Summary: The Bible teaches we are sinners by nature from when we are born, but we also become sinners by choice when we choose to break the rules and that's when we are held accountable.


Have you reached the age of accountability? As you are reading through Romans, and as we’re doing it verse after verse, sometimes it gets a little confusing because we forget that the apostle Paul is like a brilliant attorney and he’s developing an argument, and the argument develops over 3 or 4 chapters. Sometimes when you hear lawyers today, you must think they’re really smart because you can’t understand what they are saying! Sometimes it’s a little confusing to read what Paul is saying, unless you keep it in the entire context. In Chapter 7 he’s talking about the law. He uses the word ‘law’ 28 times–and when we’re using the word law, we’re talking about the Old Testament.

Last week we learned about how before a person becomes a Christian it’s like they are “married to the law.” Remember Mr. Law is a tough husband because he demands perfection–he never forgives. Christians have been released and delivered from the law and we have a wonderful union with Jesus that is like a marriage. Today we are going to talk about a person who is still dominated by the law, controlled by sin. This is the passage where Paul says, “The things I want to do I don’t do, and the things I don’t want to do, I find myself doing them.” So this whole chapter is how we relate to the law.

Let’s begin reading in Chapter 7, verse 7:

What shall we say then? Is the law sin? Well, certainly not! Indeed I would not have known what sin was except through the law. For I would not have known what it was to covet if the law had not said, ‘do not covet.’ But sin, seizing the opportunity afforded by the commandment, produced in me every kind of covetous desire. For apart from the law, sin is dead. Once I was alive apart from law; but when the commandment came, sin sprang to life and I died. I found that the very commandment that was intended to bring life actually brought death. For sin, seizing the opportunity afforded by the commandment, deceived me and put me to death. So then, the law is holy and the commandment is holy, righteous and good.

Did that which is good, then, become death to me? By no means! But in order that sin might be recognized as sin, it produced death in me through what was good, so that through the commandment sin might become utterly sinful.”

The problem we have is not with God’s law. God’s law is perfect–there is no fault there–the problem is no one of us can live up to it. There’s an old Chinese proverb that says, “To an ugly man, every mirror is an enemy!” Now the problem is not with the mirror, it’s with the man! And the problem with the word of God is not with the word, it’s with us, because this Bible is like a mirror, and whenever we look into this mirror of the law of God, we see reflected every blemish, every stain, every blur upon our character, and we realize we cannot live up to God’s standards. That’s what Paul is talking about here. So in this passage, I think we can discover three spiritual conditions and everybody in this room is in one of these three spiritual conditions this morning.
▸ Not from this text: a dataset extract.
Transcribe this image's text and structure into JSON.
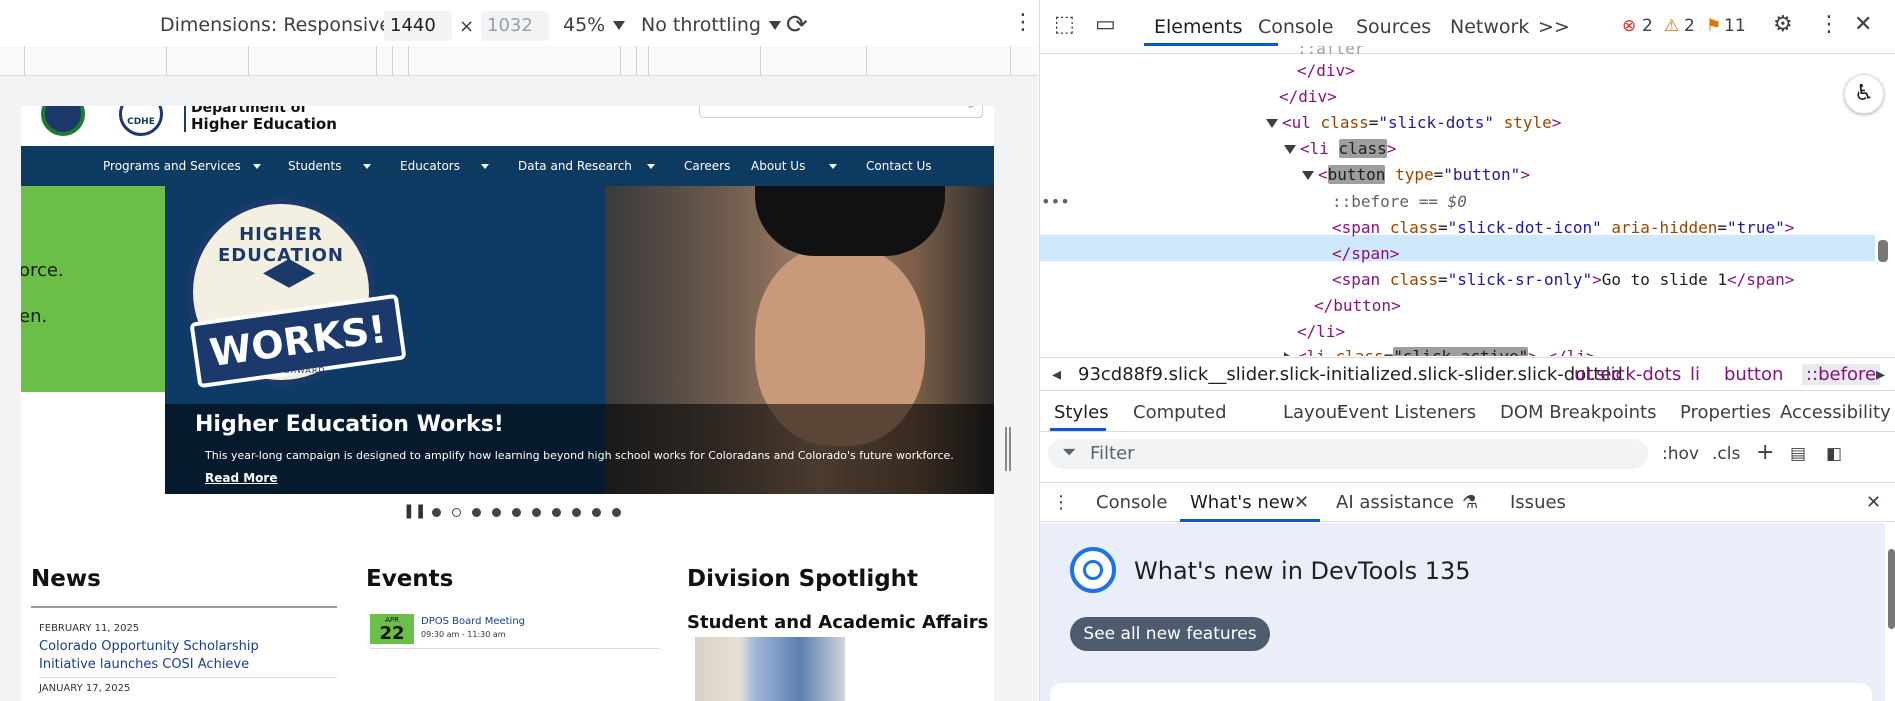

Three spiritual conditions:


A child is innocent until they recognize the law, meaning the difference between right and wrong. You say, “I’ve heard that term, ‘age of accountability’ before, where do you get that?” Well, we actually get it from Romans 7:9. Paul says, “there was a time when I was experiencing spiritual life because I was not aware of the law. But when the commandment (or the law) came (in other words when he received and understood it) sin sprang to life, and I died!”

Have you ever wondered what happens to a child when they die? What happens to newborns or 2 or 3-year-olds? I believe, and we as Baptists generally believe, that a little child like that who dies is safe. They don’t have to be saved because they’ve never been lost–they’re simply safe in the arms of Jesus and the soul and spirit of those children immediately goes to be with Jesus as if they were a born again Christian. You know why? Because they have not reached the age of accountability.

My sister is a Catholic Christian. She married a Catholic Christian and so she converted over to Catholicism and I remember several years ago she was pregnant and developed some complications late in her pregnancy and was rushed to the hospital. I drove over to where she was to be there with her and she delivered twins, but they were stillborn, they were dead when they were born. I just remember being there to comfort my sister, but her husband–true to their Catholic faith–left her to find a Catholic priest. He brought the priest back to the hospital and the Catholic priest christened (baptized) those children and then performed last rites. Because they believe that was something that needed to happen for the souls of those children to be in Heaven. I found myself saying I knew they were sincere and genuine in their faith, but I’m so glad I have a faith that’s different than that. I am so glad I’ve been able to tell parents through the years, who have experienced the death of a child, “Listen. Before your child reaches this age of accountability, when the law comes alive in their personality, they are safe with Jesus.”